Un jeu à petit prix, dans la catégorie des FPS, la plus populaire, avec une proposition centrale inédite (se concentrer sur le snipe de manière réaliste) avec des valeurs de production qui n'ont pas à rougir des gros titres à prix coûtant : Sniper Ghost Warrior a, sur le papier en tout cas, du répondant. Mais une fois dans la console, la réalité de la galette nous ramène vite à un constat implacable : ce n'est pas parce qu'il est moins cher qu'un jeu peut se permettre d'être moins fun.

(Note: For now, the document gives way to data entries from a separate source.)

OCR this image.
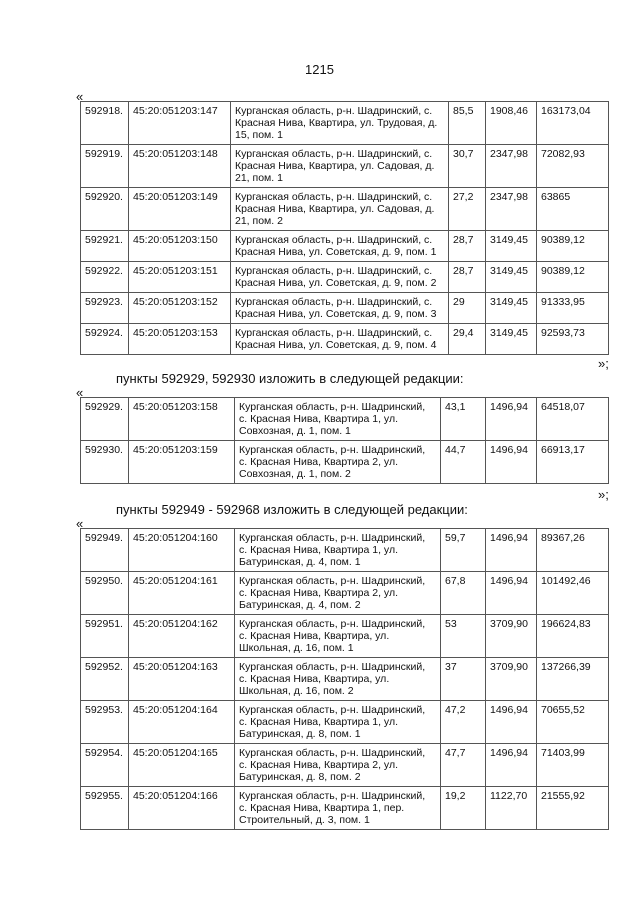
1215
«
592918.	45:20:051203:147	Курганская область, р-н. Шадринский, с. Красная Нива, Квартира, ул. Трудовая, д. 15, пом. 1	85,5	1908,46	163173,04
592919.	45:20:051203:148	Курганская область, р-н. Шадринский, с. Красная Нива, Квартира, ул. Садовая, д. 21, пом. 1	30,7	2347,98	72082,93
592920.	45:20:051203:149	Курганская область, р-н. Шадринский, с. Красная Нива, Квартира, ул. Садовая, д. 21, пом. 2	27,2	2347,98	63865
592921.	45:20:051203:150	Курганская область, р-н. Шадринский, с. Красная Нива, ул. Советская, д. 9, пом. 1	28,7	3149,45	90389,12
592922.	45:20:051203:151	Курганская область, р-н. Шадринский, с. Красная Нива, ул. Советская, д. 9, пом. 2	28,7	3149,45	90389,12
592923.	45:20:051203:152	Курганская область, р-н. Шадринский, с. Красная Нива, ул. Советская, д. 9, пом. 3	29	3149,45	91333,95
592924.	45:20:051203:153	Курганская область, р-н. Шадринский, с. Красная Нива, ул. Советская, д. 9, пом. 4	29,4	3149,45	92593,73
»;
пункты 592929, 592930 изложить в следующей редакции:
«
592929.	45:20:051203:158	Курганская область, р-н. Шадринский, с. Красная Нива, Квартира 1, ул. Совхозная, д. 1, пом. 1	43,1	1496,94	64518,07
592930.	45:20:051203:159	Курганская область, р-н. Шадринский, с. Красная Нива, Квартира 2, ул. Совхозная, д. 1, пом. 2	44,7	1496,94	66913,17
»;
пункты 592949 - 592968 изложить в следующей редакции:
«
592949.	45:20:051204:160	Курганская область, р-н. Шадринский, с. Красная Нива, Квартира 1, ул. Батуринская, д. 4, пом. 1	59,7	1496,94	89367,26
592950.	45:20:051204:161	Курганская область, р-н. Шадринский, с. Красная Нива, Квартира 2, ул. Батуринская, д. 4, пом. 2	67,8	1496,94	101492,46
592951.	45:20:051204:162	Курганская область, р-н. Шадринский, с. Красная Нива, Квартира, ул. Школьная, д. 16, пом. 1	53	3709,90	196624,83
592952.	45:20:051204:163	Курганская область, р-н. Шадринский, с. Красная Нива, Квартира, ул. Школьная, д. 16, пом. 2	37	3709,90	137266,39
592953.	45:20:051204:164	Курганская область, р-н. Шадринский, с. Красная Нива, Квартира 1, ул. Батуринская, д. 8, пом. 1	47,2	1496,94	70655,52
592954.	45:20:051204:165	Курганская область, р-н. Шадринский, с. Красная Нива, Квартира 2, ул. Батуринская, д. 8, пом. 2	47,7	1496,94	71403,99
592955.	45:20:051204:166	Курганская область, р-н. Шадринский, с. Красная Нива, Квартира 1, пер. Строительный, д. 3, пом. 1	19,2	1122,70	21555,92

Dans la peau de notre sniper envoyé en mission pour abattre un dictateur de petit pays fictif d'amérique du sud, on se laisserait facilement surprendre lors des premières minutes de SGW. Les décors semblent travaillés, avec une végétation dense, l'ambiance sonore (en VO, recommandée) et notamment le travail de la voix de votre binôme (les musiques sont moins réussies) qui vous guide dans votre approche d'une bonne position de tir, s'avère de haute volée (et pour cause, c'est par la même boîte qui a travaillé sur les Modern Warfare), bref : on n'a pas l'impression d'être dans un jeu "budget", mais bien dans un shooter "à niveau". Puis on avance et on remarque bien vite les petits détails qui ne trompent pas : visages de cire, mise en scène datée, binôme qui ne réagit pas lorsque la mission tourne au vinaigre, ennemis qui peuvent passer de l'ignorance totale du canon de fusil qu'ils ont sous le nez, à la vision et à la visée bioniques faisant fi des hautes herbes dans lesquelles on est pourtant allongé et camouflé... Ça ne trompe pas, donc : les finitions du jeu de City Interactive sont un premier indice de sa modestie. Faut-il néanmoins persévérer ?
Un problème d'exécution
Cher ou pas cher, un jeu doit avant tout éviter de frustrer et d'énerver le joueur. Et malheureusement, SGW et ses 16 missions a beau proposer un Game Design intéressant, avec des niveaux de difficulté adaptant le gameplay au réalisme souhaité en matière de snipe (influence des battements du coeur, du vent, de la distance de tir, etc.), il se retrouve bien vite plombé par une foule d'éléments qui font grincer des dents. Le Chrome Engine 4, d'abord, qui propulse le graphisme de Sniper Ghost Warrior, lui permet d'afficher des jungles étonnamment luxuriantes, c'est vrai, mais au prix d'un scintillement qui se marie très mal avec la nécessité de précision et d'observation attentive liée au rôle de sniper. Les scènes d'infiltration offrent de bonnes sensations, mais sont horriblement punitives. L'échec peut survenir aisément à cause de la jauge de furtivité totalement inefficace : mal située en bas de l'écran (il faut baisser les yeux du réticule de visée pour la tenir à l'œil), et souvent remplie bien trop vite pour qu'on puisse éviter d'être découvert en cas de faux pas, elle ne sert pour ainsi dire qu'à fruster le joueur. Frustré, il le sera aussi lorsque l'IA ennemie le débusquera à 500 mètres, immobile, planqué, se mettra à courir contre un mur dans l'espoir de le traverser tôt ou tard, ou ne réagira pas alors qu'à 3 mètres un soldat tombe dans une gerbe de sang. Il le sera encore lorsqu'il verra un soldat s'élancer en travers de sa position en parvenant malgré tout à lui tirer dessus comme si le canon de son fusil était tordu à angle droit. Il le sera enfin lorsque sur un pont de cordes et de planches en sal état, il glissera par Dieu sait quelle bug vers une chute mortelle, au travers d'un trou qu'il cherchait pourtant à éviter avec précaution. Puis il y a les choses qui agacent plus qu'elles ne frustrent : les ralentis suivant la balle sur les tirs à la tête réussis après avoir retenu sa respiration, ça va bien 5 minutes, puis on s'en lasse. De même, c'était une bonne idée de permettre au joueur d'utiliser un grappin de lui même pour descendre en rappel ou grimper plus facilement sur une corniche, mais manette en mains, ça ne fonctionne pas bien du tout (on se fait donc repérer par la faute du gameplay). Agaçante aussi, la disposition des checkpoints dans le level design, mal pensée et trop punitive elle aussi. Agacé, frustré, c'est donc ça le quotidien du sniper ?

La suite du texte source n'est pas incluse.